Elogio della complessità. La lezione di Heinrich von Kleist

Heinrich von Kleist, “Il duello” (1811). Voce narrante Federico Berti

Heinrich von Kleist è uno scrittore contraddittorio, in tutto quello che scrive e fa nella sua purtroppo breve esistenza. Proviene da una famiglia della piccola nobiltà prussiana, di tradizione militare, perde entrambe i genitori fra l’età di undici e sedici anni, rimasto orfano si arruola nell’esercito, dove resta in servizio per otto anni, combattendo contro i francesi nelle guerre napoleoniche. Poi a ventitré anni prova a fare la vita del modesto impiegato a Berlino, a un certo punto legge Rousseau e gli prende la smania del ‘buon selvaggio’, si ritira in Svizzera a curar la terra.
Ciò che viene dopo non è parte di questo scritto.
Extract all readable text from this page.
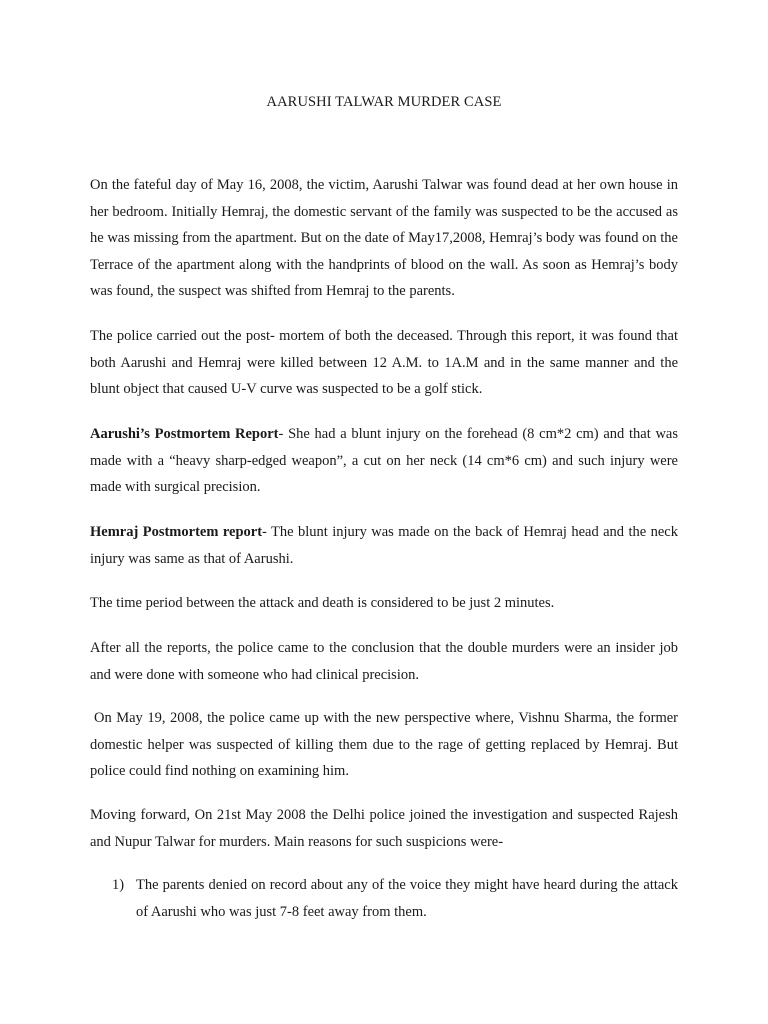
AARUSHI TALWAR MURDER CASE
On the fateful day of May 16, 2008, the victim, Aarushi Talwar was found dead at her own house in her bedroom. Initially Hemraj, the domestic servant of the family was suspected to be the accused as he was missing from the apartment. But on the date of May17,2008, Hemraj’s body was found on the Terrace of the apartment along with the handprints of blood on the wall. As soon as Hemraj’s body was found, the suspect was shifted from Hemraj to the parents.
The police carried out the post- mortem of both the deceased. Through this report, it was found that both Aarushi and Hemraj were killed between 12 A.M. to 1A.M and in the same manner and the blunt object that caused U-V curve was suspected to be a golf stick.
Aarushi’s Postmortem Report- She had a blunt injury on the forehead (8 cm*2 cm) and that was made with a “heavy sharp-edged weapon”, a cut on her neck (14 cm*6 cm) and such injury were made with surgical precision.
Hemraj Postmortem report- The blunt injury was made on the back of Hemraj head and the neck injury was same as that of Aarushi.
The time period between the attack and death is considered to be just 2 minutes.
After all the reports, the police came to the conclusion that the double murders were an insider job and were done with someone who had clinical precision.
On May 19, 2008, the police came up with the new perspective where, Vishnu Sharma, the former domestic helper was suspected of killing them due to the rage of getting replaced by Hemraj. But police could find nothing on examining him.
Moving forward, On 21st May 2008 the Delhi police joined the investigation and suspected Rajesh and Nupur Talwar for murders. Main reasons for such suspicions were-
1) The parents denied on record about any of the voice they might have heard during the attack of Aarushi who was just 7-8 feet away from them.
E’ in contraddizione costante con sé stesso. Si lascia in parte coinvolgere dalle idee illuministe e persino dai primi entusiasmi della Rivoluzione Francese, si trasferisce per un certo tempo a Parigi con la sorella, (dove a un certo punto gli tocca pure un periodo di reclusione per sospette attività di spionaggio). A un certo punto progetta addirittura di uccidere Napoleone, non si è mai capito se motivato dal nazionalismo prussiano o dal rifiuto dell’autocrazia bonapartista; poi (udite!) fonda una rivista nazionalista, che viene chiusa dalla censura solo un anno dopo, infine muore suicida all’età di soli trentasei anni. In quel poco tempo, trova il modo per lasciare dei capolavori che segnano la letteratura e il teatro per i secoli a venire. Come si fa a ridurre un personaggio del genere in uno schema rassicurante, senza rinunciare alla tremenda complessità del suo animo inquieto? Anche nella letteratura, Kleist è altrettanto contraddittorio: vuol fare lo scrittore di professione, di fatto vi riesce (seppur vivendo sempre in gravi ristrettezze e precarietà) ma nello stesso tempo non segue le mode del tempo, si rivolge a un pubblico estremamente di nicchia, al quale propone una letteratura sperimentale, ostica per molti, irritante per alcuni.

E’ attratto dallo storicismo romantico e dal classicismo tedesco, dall’illuminismo e dall’irrazionalismo, si relaziona ai salotti culturali dell’intellighenzia alto-borghese ma poi scrive un trattato sulle marionette, spettacolo tipicamente popolare, che influenzerà cent’anni più tardi un certo Gordon Craig nel fondare l’arte della regia moderna. Vive insomma tra più mondi sospe-so. Quel che salta agli occhi nel suo periodare, è la ricerca della complessità in luogo della semplificazione: la sua letteratura è tra quei modelli che Herman Hesse citerà negli anni ‘20 del Novecento, come modello di una prosa elegante, contrapposta al linguaggio sempre più semplificato del suo tempo. Lunghi e articolati periodi, in cui la frase principale è continuamente intercalata da secondarie tutt’altro che ridondanti, in cui non si perde mai l’obiettivo primario, che è sempre quello di tenere il lettore ancorato alla pagina. Non c’è manierismo nella prosa di von Kleist, ma autentica ricerca, sperimentazione, anche nei temi che affronta. E’ un autore che, nelle sue contraddizioni, ha molto da dire alla letteratura contemporanea – che tanta importanza insiste nel dare al riscontro immediato, alla semplificazione per assecondare un pubblico sempre più viziato e distratto, alla riduzione e al livellamento.